In order to additionally increase, in particular, the hydrogen yield of the entire method, it would be possible to subject a portion of the produced synthesis gas to a CO-conversion. For this purpose, the CO-conversion can be carried out with the addition of water vapor, wherein carbon dioxide is at least partially removed after a desulfurization of the converted synthesis gas, wherein the remaining gas flow is subsequently subjected to a pressure swing adsorption in order to remove hydrogen, and wherein the off-gas that is depleted of hydrogen and accumulates during this process is used as fuel gas for the coking process. This thermally utilized off-gas usually represents a portion of the overall fuel gas required for providing the thermal energy.

The synthesis gas obtained from the fossil fuel may also be utilized for generating power with a combined gas and steam turbine plant (GUD-process).

5 According to the invention, a portion of the thermal energy required for the coking process is provided by a synthesis gas in the form of fuel gas that is obtained from a fossil fuel by means of a gasification process, preferably by means of coal gasification. The residual gases and waste gases accumulating in the various subsequent process stages may also be used for burning in order to provide another portion of the thermal energy. The off-gas of the preferably used PSA-system, in particular, usually still has a high content of combustible components that can be thermally utilized by being burned. In addition, high-quality fuels with a higher calorific value such as, for example, natural gas can also be admixed. Such an admixing may be required for adjusting a desired Wobbe index or for compensating an energy demand that is not yet covered by the additional fuel gases.

Claims

1. A method for operating a coke oven arrangement, wherein the coke oven gas accumulated during the coking process is utilized as a working gas, characterized in that a synthesis gas produced from fossil fuel by means of a gasification process is supplied as fuel gas in order to provide at least part of the thermal energy required for the coking process.

2. The method according to Claim 1, characterized in that coal is used as fossil fuel.
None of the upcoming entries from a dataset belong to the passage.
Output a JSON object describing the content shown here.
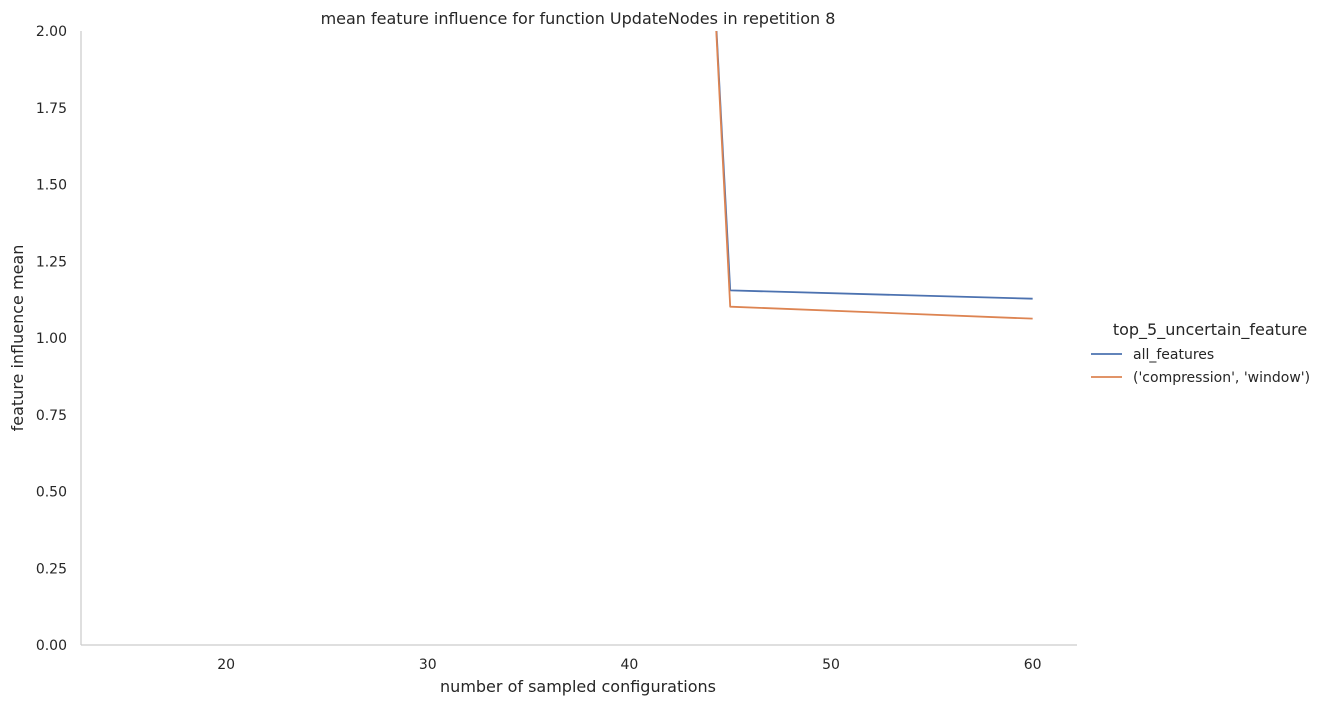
{
  "chart_data": {
    "type": "line",
    "title": "mean feature influence for function UpdateNodes in repetition 8",
    "xlabel": "number of sampled configurations",
    "ylabel": "feature influence mean",
    "xlim": [
      12.8,
      62.2
    ],
    "ylim": [
      0,
      2
    ],
    "x_ticks": [
      20,
      30,
      40,
      50,
      60
    ],
    "y_ticks": [
      "0.00",
      "0.25",
      "0.50",
      "0.75",
      "1.00",
      "1.25",
      "1.50",
      "1.75",
      "2.00"
    ],
    "grid": false,
    "legend": {
      "title": "top_5_uncertain_feature",
      "placement": "right-outside"
    },
    "series": [
      {
        "name": "all_features",
        "color": "#4c72b0",
        "points": [
          [
            44,
            2.4
          ],
          [
            45,
            1.155
          ],
          [
            60,
            1.128
          ]
        ]
      },
      {
        "name": "('compression', 'window')",
        "color": "#dd8452",
        "points": [
          [
            44,
            2.4
          ],
          [
            45,
            1.102
          ],
          [
            60,
            1.063
          ]
        ]
      }
    ]
  }
}
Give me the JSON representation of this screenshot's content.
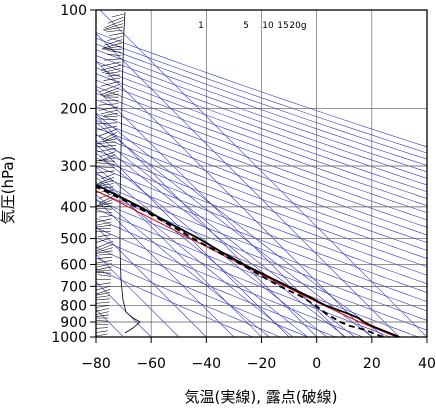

3. The method according to Claim 1 or 2, characterized in that the coke oven gas is compressed and desulfurized before hydrogen is extracted therefrom and hydrocarbons are subsequently separated from residual gas components.

4. The method according to one of Claims 1 to 3, characterized in that hydrogen is extracted from the coke oven gas by means of pressure swing adsorption, wherein hydrocarbons are subsequently extracted by means of a low-temperature distillation.

5. The method according to one of Claims 1 to 4, characterized in that a first portion of the synthesis gas being produced is used as fuel gas, and in that another portion of the synthesis gas being produced is used for another synthesis with the hydrogen extracted from the coke oven gas.

6. The method according to one of Claims 1 to 5, characterized in that a first portion of the synthesis gas being produced is used as fuel gas, and in that another portion of the synthesis gas being produced is subjected to a CO-conversion.

7. The method according to Claim 6, characterized in that the CO-conversion is carried out with the addition of water vapor, wherein carbon dioxide is at least partially removed after a desulfurization of the converted synthesis gas, wherein the remaining gas flow is subsequently subjected to a pressure swing adsorption in order to remove hydrogen, and wherein the off-gas that is depleted of hydrogen and accumulates during this process is used as fuel gas for the coking process.

8. The method according to one of Claims 1 to 7, characterized in that a first portion of the synthesis gas being produced is used as fuel gas, and in that another portion of the synthesis gas being produced is used for generating power in a combined gas and steam turbine plant.

9. The method according to one of Claims 1 to 8, characterized in that another heating gas is supplied in addition to the synthesis gas in order to provide the thermal energy required for the coking process.

10. The method according to one of Claims 1 to 9, characterized in that another portion of the synthesis gas being produced is supplied to a blast furnace in order to be thermally utilized.